I filet my whites and then filet the outside that was against the skin again. It removes all the red and makes them as good a eating fish as there is. You may also want to look at building you a version of the game washing bucket as well, they really work. A couple of wraps of electrical tape around the trigger keeps your knife on all the time and speeds up the process .


----------



## fishinganimal (Mar 30, 2006)

Crusader look for some thin and narrow blades. Less blade is less friction.

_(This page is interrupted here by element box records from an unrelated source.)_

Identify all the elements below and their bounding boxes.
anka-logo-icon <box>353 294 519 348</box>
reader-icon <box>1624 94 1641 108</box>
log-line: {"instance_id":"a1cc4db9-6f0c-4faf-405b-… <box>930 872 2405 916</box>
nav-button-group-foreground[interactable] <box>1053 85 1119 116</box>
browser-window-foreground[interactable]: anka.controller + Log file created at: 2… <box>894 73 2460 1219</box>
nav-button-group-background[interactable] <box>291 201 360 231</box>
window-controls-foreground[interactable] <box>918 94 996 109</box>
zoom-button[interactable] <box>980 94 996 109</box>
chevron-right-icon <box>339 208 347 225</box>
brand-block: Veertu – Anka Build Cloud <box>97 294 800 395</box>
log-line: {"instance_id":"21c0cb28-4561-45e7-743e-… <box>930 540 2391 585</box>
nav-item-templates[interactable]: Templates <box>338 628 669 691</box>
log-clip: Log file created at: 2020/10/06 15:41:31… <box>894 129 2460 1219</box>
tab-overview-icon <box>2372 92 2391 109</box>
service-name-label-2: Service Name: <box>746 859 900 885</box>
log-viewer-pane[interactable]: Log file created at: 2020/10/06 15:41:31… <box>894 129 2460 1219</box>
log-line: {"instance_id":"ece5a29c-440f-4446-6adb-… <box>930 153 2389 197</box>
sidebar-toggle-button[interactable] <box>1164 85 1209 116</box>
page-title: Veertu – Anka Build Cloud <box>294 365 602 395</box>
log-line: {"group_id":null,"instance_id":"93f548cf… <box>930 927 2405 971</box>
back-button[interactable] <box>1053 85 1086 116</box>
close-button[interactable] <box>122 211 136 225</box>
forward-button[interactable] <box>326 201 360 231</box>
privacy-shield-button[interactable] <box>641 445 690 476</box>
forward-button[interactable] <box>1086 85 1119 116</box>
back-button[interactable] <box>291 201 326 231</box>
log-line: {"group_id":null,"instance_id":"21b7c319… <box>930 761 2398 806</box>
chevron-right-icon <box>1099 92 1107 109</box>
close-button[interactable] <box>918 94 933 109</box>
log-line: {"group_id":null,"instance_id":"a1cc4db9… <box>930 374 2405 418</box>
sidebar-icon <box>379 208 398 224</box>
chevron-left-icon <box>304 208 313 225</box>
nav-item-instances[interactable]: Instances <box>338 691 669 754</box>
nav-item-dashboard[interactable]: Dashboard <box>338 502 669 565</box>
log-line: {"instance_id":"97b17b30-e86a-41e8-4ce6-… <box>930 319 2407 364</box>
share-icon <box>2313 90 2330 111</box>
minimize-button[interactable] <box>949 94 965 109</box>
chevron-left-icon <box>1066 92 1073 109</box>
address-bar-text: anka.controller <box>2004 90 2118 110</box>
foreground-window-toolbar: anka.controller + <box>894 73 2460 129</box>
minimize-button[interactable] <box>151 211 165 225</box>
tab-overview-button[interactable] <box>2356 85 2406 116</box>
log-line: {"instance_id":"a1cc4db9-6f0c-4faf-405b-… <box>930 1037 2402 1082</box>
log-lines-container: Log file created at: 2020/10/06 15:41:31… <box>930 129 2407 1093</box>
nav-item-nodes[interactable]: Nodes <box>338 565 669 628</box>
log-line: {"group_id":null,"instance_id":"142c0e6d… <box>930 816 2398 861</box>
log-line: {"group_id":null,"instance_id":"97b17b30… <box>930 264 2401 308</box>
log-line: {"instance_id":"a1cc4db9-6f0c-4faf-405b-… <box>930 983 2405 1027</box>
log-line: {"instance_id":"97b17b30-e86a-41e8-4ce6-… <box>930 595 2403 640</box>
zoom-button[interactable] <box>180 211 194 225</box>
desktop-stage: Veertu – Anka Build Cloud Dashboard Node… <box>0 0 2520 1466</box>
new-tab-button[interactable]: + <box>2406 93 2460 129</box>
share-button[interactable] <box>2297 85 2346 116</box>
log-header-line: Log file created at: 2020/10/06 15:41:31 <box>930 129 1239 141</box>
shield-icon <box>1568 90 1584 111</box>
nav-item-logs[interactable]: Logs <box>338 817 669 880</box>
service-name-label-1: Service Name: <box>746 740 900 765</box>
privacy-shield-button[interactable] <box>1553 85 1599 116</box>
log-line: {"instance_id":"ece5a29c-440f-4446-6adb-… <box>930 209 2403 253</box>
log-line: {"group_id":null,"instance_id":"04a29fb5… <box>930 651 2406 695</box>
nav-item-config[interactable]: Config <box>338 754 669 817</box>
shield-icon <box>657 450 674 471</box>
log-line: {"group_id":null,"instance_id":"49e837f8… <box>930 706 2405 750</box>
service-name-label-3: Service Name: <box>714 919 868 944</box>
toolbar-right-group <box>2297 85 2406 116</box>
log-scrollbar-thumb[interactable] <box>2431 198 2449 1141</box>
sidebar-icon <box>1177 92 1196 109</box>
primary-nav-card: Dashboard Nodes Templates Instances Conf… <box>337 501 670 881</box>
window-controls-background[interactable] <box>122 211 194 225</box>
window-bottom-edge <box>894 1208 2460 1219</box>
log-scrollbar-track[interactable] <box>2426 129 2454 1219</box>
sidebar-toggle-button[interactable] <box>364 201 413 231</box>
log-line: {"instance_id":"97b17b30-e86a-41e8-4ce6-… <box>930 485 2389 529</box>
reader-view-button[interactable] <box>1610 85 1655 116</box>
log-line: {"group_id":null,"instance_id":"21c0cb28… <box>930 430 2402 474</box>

http://www.basspro.com/Berkley-8-Re...e-for-Electric-Fillet-Knife/product/10219851/


----------



## Crusader (Jan 31, 2014)

whsalum said:


> I filet my whites and then filet the outside that was against the skin again. It removes all the red and makes them as good a eating fish as there is. You may also want to look at building you a version of the game washing bucket as well, they really work.


Yep, removing all red makes whites VERY good. Almost good as crappie 

Huh... never heard about game washing bucket. Googled it, looks quite intreresting.



fishinganimal said:


> Crusader look for some thin and narrow blades. Less blade is less friction.
> 
> http://www.basspro.com/Berkley-8-Re...e-for-Electric-Fillet-Knife/product/10219851/


Yep, I would benefit from thinner blades...

Thank you, all. Your advice is appreciated very much.


----------



## SeaOx 230C (Aug 12, 2005)

The fired fish eggs is not an Asian only thing for sure. I grew up eating them and trust me when I say we had no idea what Asian cuisine was. I have eaten many a fried catfish, perch, white bass egg sack.

As for the heads, well we didn't eat the whole head but on big cats the cheeks were always cut out and considered the best piece.

When we did filet fish the back bones were kept and fried up along with the filets.

I love me some crispy fried fish tails!!!!!!

Disclaimer: Let's just say we had a strong Swamp People type influence in my family. There is not much that walks, crawls, slithers, or swims that we wouldn't eat.


----------